Guarantee the success of offering broadband internet with a robust lifecycle strategy.

Guarantee the success of offering broadband internet with a robust lifecycle strategy.

Choosing to switch to fast broadband internet should be as easy as “Where do I sign up?” But for many of your members, this decision isn’t so simple. Some can be confused, comparing your new offering to the internet they’re currently using. For others, the price difference may be unclear if their current internet, even if it is not great, is bundled with services such as TV, phone or home security. There are any number of reasons why your co-op should consider a clear, proven, step-by-step approach to marketing broadband.

We took a similar strategy with one of our clients when they decided to pioneer fiber internet for residential and business customers in Mississippi. After the project was announced, Ramey partnered with them to develop a communications program that has been highly successful in every community they entered. Today, the company has built out over 9,000 miles of fiber and has continued plans to expand the service indefinitely.

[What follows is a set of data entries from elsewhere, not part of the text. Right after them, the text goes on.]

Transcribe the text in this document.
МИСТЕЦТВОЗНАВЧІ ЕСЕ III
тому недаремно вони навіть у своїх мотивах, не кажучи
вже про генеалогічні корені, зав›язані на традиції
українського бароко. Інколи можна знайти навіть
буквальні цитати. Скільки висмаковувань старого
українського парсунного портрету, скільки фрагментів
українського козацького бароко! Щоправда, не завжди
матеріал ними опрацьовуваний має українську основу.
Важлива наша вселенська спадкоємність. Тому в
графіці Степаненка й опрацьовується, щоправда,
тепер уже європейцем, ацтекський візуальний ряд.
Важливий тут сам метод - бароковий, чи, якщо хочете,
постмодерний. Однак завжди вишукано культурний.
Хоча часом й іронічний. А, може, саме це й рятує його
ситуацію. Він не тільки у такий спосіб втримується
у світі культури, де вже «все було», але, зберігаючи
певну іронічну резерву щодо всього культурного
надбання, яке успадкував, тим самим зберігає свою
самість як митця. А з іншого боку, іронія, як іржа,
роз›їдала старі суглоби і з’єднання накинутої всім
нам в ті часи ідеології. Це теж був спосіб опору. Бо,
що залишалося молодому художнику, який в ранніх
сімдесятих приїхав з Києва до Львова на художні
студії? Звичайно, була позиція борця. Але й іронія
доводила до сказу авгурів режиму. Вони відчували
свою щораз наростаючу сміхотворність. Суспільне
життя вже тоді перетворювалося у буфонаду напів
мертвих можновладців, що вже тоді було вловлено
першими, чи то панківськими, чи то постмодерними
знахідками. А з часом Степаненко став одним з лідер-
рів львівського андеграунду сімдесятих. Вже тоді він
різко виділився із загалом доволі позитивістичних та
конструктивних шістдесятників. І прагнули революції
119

At its simplest, Ramey breaks down the communications goals into these phases:

  • Education and Signup. It’s important not to assume your members understand or appreciate the real benefits of broadband internet. So any communications plan should begin with a clear, straightforward discussion of the benefits of broadband and a simple, transparent presentation of how it compares to their other internet options.
    • People who are used to slow internet may not understand the real-world advantages, and this category can be confusing, with satellite, DSL, cable and other options that seem “good enough.”
    • Price can also be misleading with hidden fees or bundled costs, making an informed decision that much harder.
    • Asking members to register or preregister for service can be effective as a highly localized effort, personalized for small towns, neighborhoods or even subdivisions.
  • Progress reports to manage expectations on the buildout of your broadband network.
    • Construction may take months or years. Delays should be expected due to weather or technical issues. Member excitement has to be tempered with transparency and regular progress reports.
  • Preparing members for construction issues.
    • Once construction begins, inconveniences, messes and perceived damage to roads and property must be managed carefully.
    • Issues may range from a blocked lane on a busy road to personal property damage caused by a buried broadband line in a member’s front yard.
    • Give a forum for members to ask questions and make complaints.
    • While most members will have a satisfying experience, a vocal minority are likely to have issues that need to be heard.
    • Consider appointing someone on your staff as “broadband ambassador” to keep in close touch with the community.
    • Think about establishing a dedicated hotline for questions and complaints.
  • Offering members another chance to sign up.
    • Some will only be motivated to sign up when they see evidence of fiber internet being installed near them or when they hear from satisfied neighbors.
    • Often, the fact that you’ve chosen to install high-speed internet in a new area will spur other providers to consider doing the same. It’s not unusual for them to begin advertising their service while you are in mid-buildout.
    • Be ready to defend your investment with messages about product superiority, customer service, commitment to community and price.

Providing high-speed internet to underserved or rural communities provides a tremendous benefit for thousands of deserving members. Done right, it can be a relationship-building effort that’s rewarding for everyone.